From Earthquake-Prone Mexico, A Disaster Alert Start-Up Seeks To Serve America’s West

Volunteers in Mexico City helped rescue people trapped in collapsed buildings after a 7.1-magnitude earthquake shook the central and southern regions of the country.
Jorge Valencia
By Jorge Valencia
March 28, 2018

It's been a little over six months since the earthquake that devastated parts of central Mexico, and now a Mexican technology company is looking to expand its seismic alert systems to a new market: the western United States.

SkyAlert, an earthquake alarm and information smartphone application, was founded in 2014 in Mexico City and had about 3 million users by the time a 7.1-manitude earthquake devastated the city, said co-founder Alejandro Cantu. And how many more in the six months since?
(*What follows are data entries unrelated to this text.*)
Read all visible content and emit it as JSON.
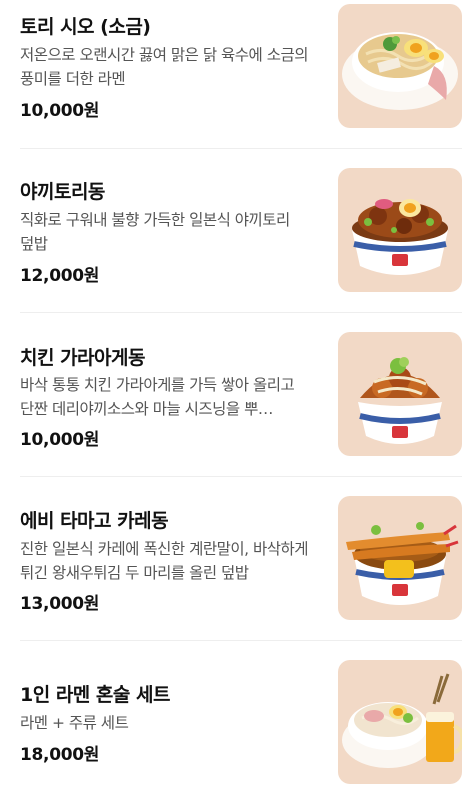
{
  "menu": {
    "items": [
      {
        "name": "토리 시오 (소금)",
        "description": "저온으로 오랜시간 끓여 맑은 닭 육수에 소금의 풍미를 더한 라멘",
        "price": "10,000원",
        "image_icon": "ramen-bowl-icon"
      },
      {
        "name": "야끼토리동",
        "description": "직화로 구워내 불향 가득한 일본식 야끼토리 덮밥",
        "price": "12,000원",
        "image_icon": "rice-bowl-icon"
      },
      {
        "name": "치킨 가라아게동",
        "description": "바삭 통통 치킨 가라아게를 가득 쌓아 올리고 단짠 데리야끼소스와 마늘 시즈닝을 뿌…",
        "price": "10,000원",
        "image_icon": "rice-bowl-icon"
      },
      {
        "name": "에비 타마고 카레동",
        "description": "진한 일본식 카레에 폭신한 계란말이, 바삭하게 튀긴 왕새우튀김 두 마리를 올린 덮밥",
        "price": "13,000원",
        "image_icon": "rice-bowl-icon"
      },
      {
        "name": "1인 라멘 혼술 세트",
        "description": "라멘 + 주류 세트",
        "price": "18,000원",
        "image_icon": "ramen-beer-set-icon"
      }
    ]
  }
}
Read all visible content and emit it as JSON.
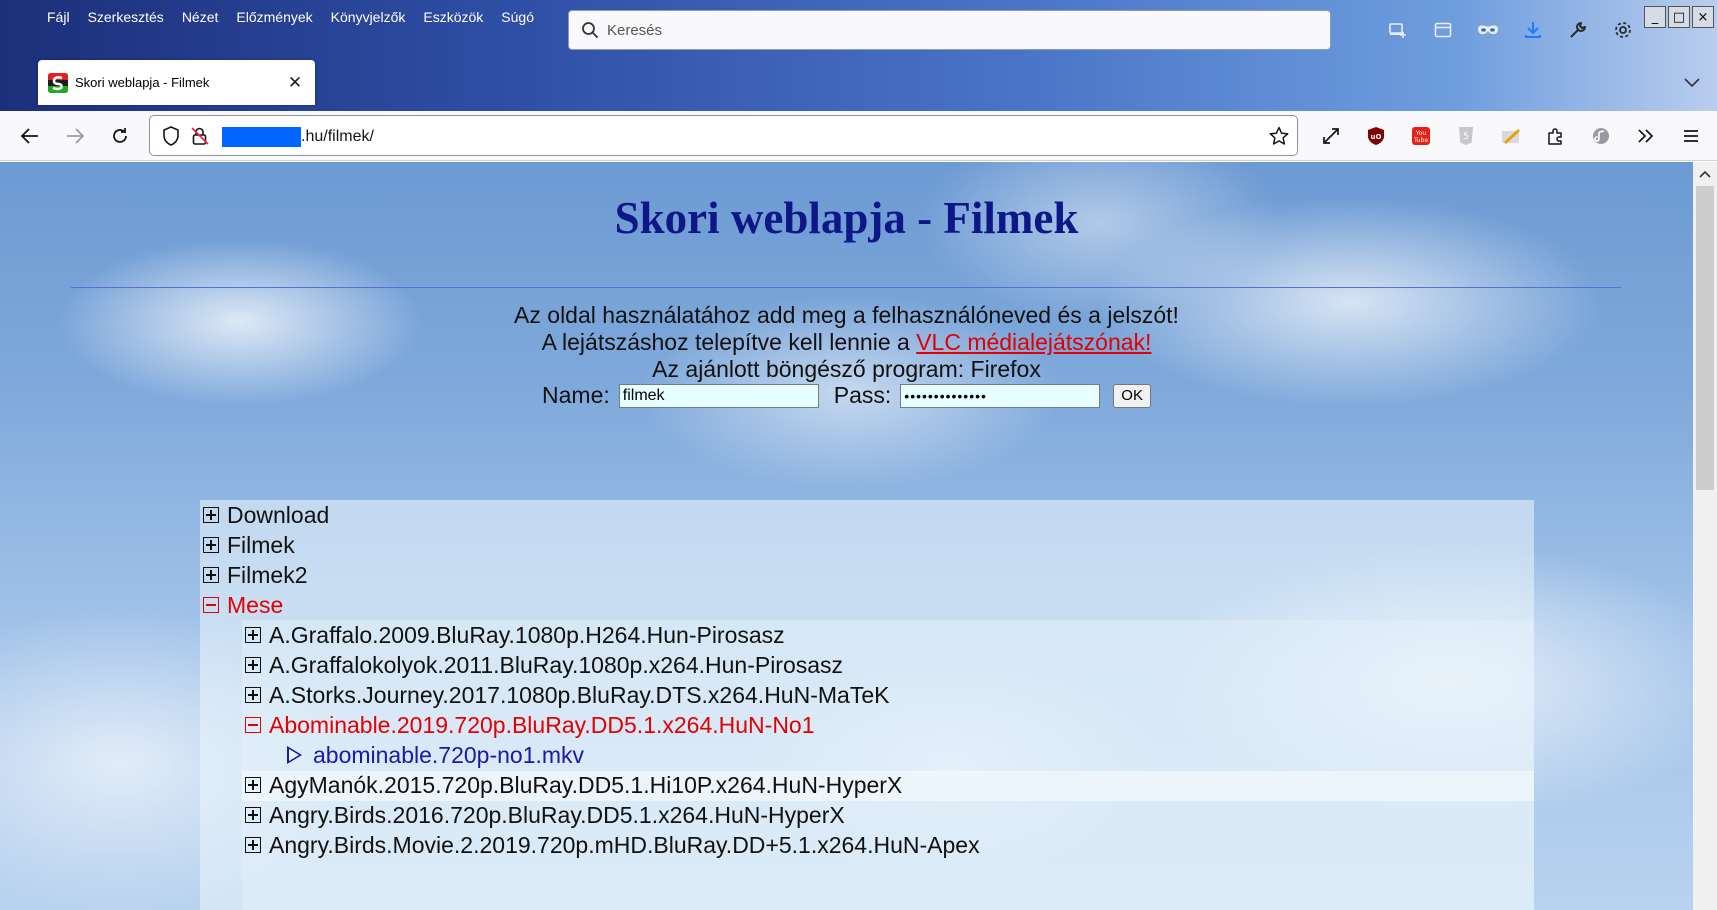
{
  "menubar": [
    "Fájl",
    "Szerkesztés",
    "Nézet",
    "Előzmények",
    "Könyvjelzők",
    "Eszközök",
    "Súgó"
  ],
  "search": {
    "placeholder": "Keresés"
  },
  "tab": {
    "title": "Skori weblapja - Filmek"
  },
  "urlbar": {
    "url": ".hu/filmek/"
  },
  "page": {
    "title": "Skori weblapja - Filmek",
    "intro_line1": "Az oldal használatához add meg a felhasználóneved és a jelszót!",
    "intro_line2_prefix": "A lejátszáshoz telepítve kell lennie a",
    "intro_line2_link": "VLC médialejátszónak!",
    "intro_line3": "Az ajánlott böngésző program: Firefox",
    "login": {
      "name_label": "Name:",
      "name_value": "filmek",
      "pass_label": "Pass:",
      "pass_value": "••••••••••••••",
      "ok_label": "OK"
    }
  },
  "tree": {
    "top_items": [
      {
        "label": "Download",
        "state": "collapsed"
      },
      {
        "label": "Filmek",
        "state": "collapsed"
      },
      {
        "label": "Filmek2",
        "state": "collapsed"
      },
      {
        "label": "Mese",
        "state": "expanded"
      }
    ],
    "mese_children": [
      {
        "label": "A.Graffalo.2009.BluRay.1080p.H264.Hun-Pirosasz",
        "state": "collapsed"
      },
      {
        "label": "A.Graffalokolyok.2011.BluRay.1080p.x264.Hun-Pirosasz",
        "state": "collapsed"
      },
      {
        "label": "A.Storks.Journey.2017.1080p.BluRay.DTS.x264.HuN-MaTeK",
        "state": "collapsed"
      },
      {
        "label": "Abominable.2019.720p.BluRay.DD5.1.x264.HuN-No1",
        "state": "expanded"
      },
      {
        "label": "AgyManók.2015.720p.BluRay.DD5.1.Hi10P.x264.HuN-HyperX",
        "state": "collapsed"
      },
      {
        "label": "Angry.Birds.2016.720p.BluRay.DD5.1.x264.HuN-HyperX",
        "state": "collapsed"
      },
      {
        "label": "Angry.Birds.Movie.2.2019.720p.mHD.BluRay.DD+5.1.x264.HuN-Apex",
        "state": "collapsed"
      }
    ],
    "file": "abominable.720p-no1.mkv"
  },
  "colors": {
    "title": "#0e1787",
    "expanded_red": "#e30000",
    "file_blue": "#1a1aa8",
    "redaction": "#0066ff"
  }
}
"It pretty much doubled," Cantu said.

Cantu is now working with a start-up accelerator at the University of California at Berkeley, he said. He’d like to see his company provide services to people living near the tectonic plates along the Pacific Coast, particularly in Los Angeles, San Francisco and Seattle.

"The United States' situation with earthquakes is very similar to Mexico," Cantu said.   

It's a relatively unusual for a Mexican tech company to expand to the north instead of the other way around. But he hopes their experience here will help them there, he said.

"We really have an edge," Cantu said. But "it's going to be a fierce battle of what's faster and better to deploy the warnings and who's able to provide the service."